Erradicating a Buffer Overflow

P

Peter Nilsson

Arctic said:
... I am under the impression, perhaps, that scanf and such
functions have at them a group of people who are in at least
partially strong objection to their use? If so, is their some
history or methods or something else about these scanf tools
with which I am not familar that has earned them such apparent
dislike?

The problem lies with teachers and tutors who are too eager to
teach the entire language as quickly as possible, without focussing
on details. You'll often see newbies totally unaware of the basic
problems with code like...

scanf("%s", my_string);
...

The problem with scanf is that it is too easy to misuse, especially
if you're just using 'default' options. Of course, that doesn't mean
it can't be used correctly. It just means that people are prone to
prefering alternative tools.

Unfortunately, writing bullet proof input routines that deal with
both good and bad input robustly (without undefined behaviour), and
which are able to continue with further input (in the absense of EOF),
is not a trivial task in C!
 
R

Richard Bos

Arctic Fidelity said:
In some regards, I feel almost as though having asked this question has
earned me even the slightest bit of disdain from some particular readers
of this group.

Some particular readers, undoubtedly. But you might read the group for a
bit longer before deciding how much to worry about Mr. SM "Could not
quote properly for his life" Ryan's opinion of yourself. As for me, I
feel no disdain for you.

Richard
 
M

Mabden

Arctic Fidelity said:
I suppose I should say that I am unsure of what other tools in the
Standard C Library allow me to extract, in one function call, all the date
information from a string that I need, in such a straightforward
fashion.

So write a function of your own. Duh.
If there is, I'd love to hear it. :) I personally came accross a sample
usage of sscanf in documentation, and found that it was much faster
compared to my original idea of single character stepping through the date
string.

Faster is so 1960's. You can't tell what is "faster" by looking at code.
Are you writing code for a microwave oven? If you code is for a modren
CPU then a good compiler will probably modify your code into something
fast. If you detect a slowdown, or want to, then run a profiler. No one
(except Gods - who may post here from time to time) can predict a
speedup - things you do to speed up your code may prevent the compiler
from speeding up your code. Just write code that solves the problem.
 
D

Dave Thompson

On Mon, 24 Oct 2005 10:09:52 -0400, "Arctic Fidelity"

sscanf(argv[1],
"%.3s, %d %.3s %4d %.8s %s",
<snip: various args ending with junk which is char[10]>

Those should be %3s etc. "Dot" numbers in *scanf are nonstandard. (Cf.
*printf where %Ns pads to minimum and %.Ns truncates to maximum.)
As you can guess, this is designed to take a specifically formatted date
string and read it into variables. However, in the date format I am
processing (mbox/overview file type dates), there is an extra bit after
the time that could be an arbitrary length. Generally, it's not bigger
than 10, which is why I initially used that value, but it did not click in
my head before that this would cause a problem. Then, while I was thinking
about it today, I realized that you could put in more than 10 characters
after the time section of the string, and overflow the program. My
question is, what is the proper way of handling this? How can I remedy it?

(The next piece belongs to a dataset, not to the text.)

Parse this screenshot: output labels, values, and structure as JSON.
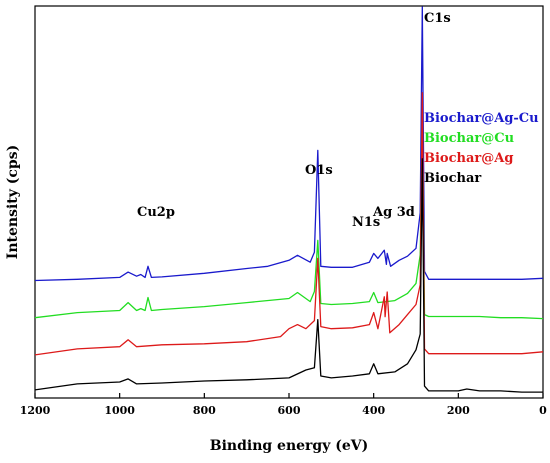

As already answered, the real answer is %*s or nothing, but one nit:
I could change %s to %.9s or something of that nature, but that would be
ugly, because I would end up with a bunch of whitespace and padding at the
beginning or the end. <snip>

*scanf %s, with or without a length limit, will always skip leading
whitespace and stop at following whitespace, so even if the supplied
string (which you said later isn't really an argv[] string) contains
padding this particular format wouldn't put it in the variable.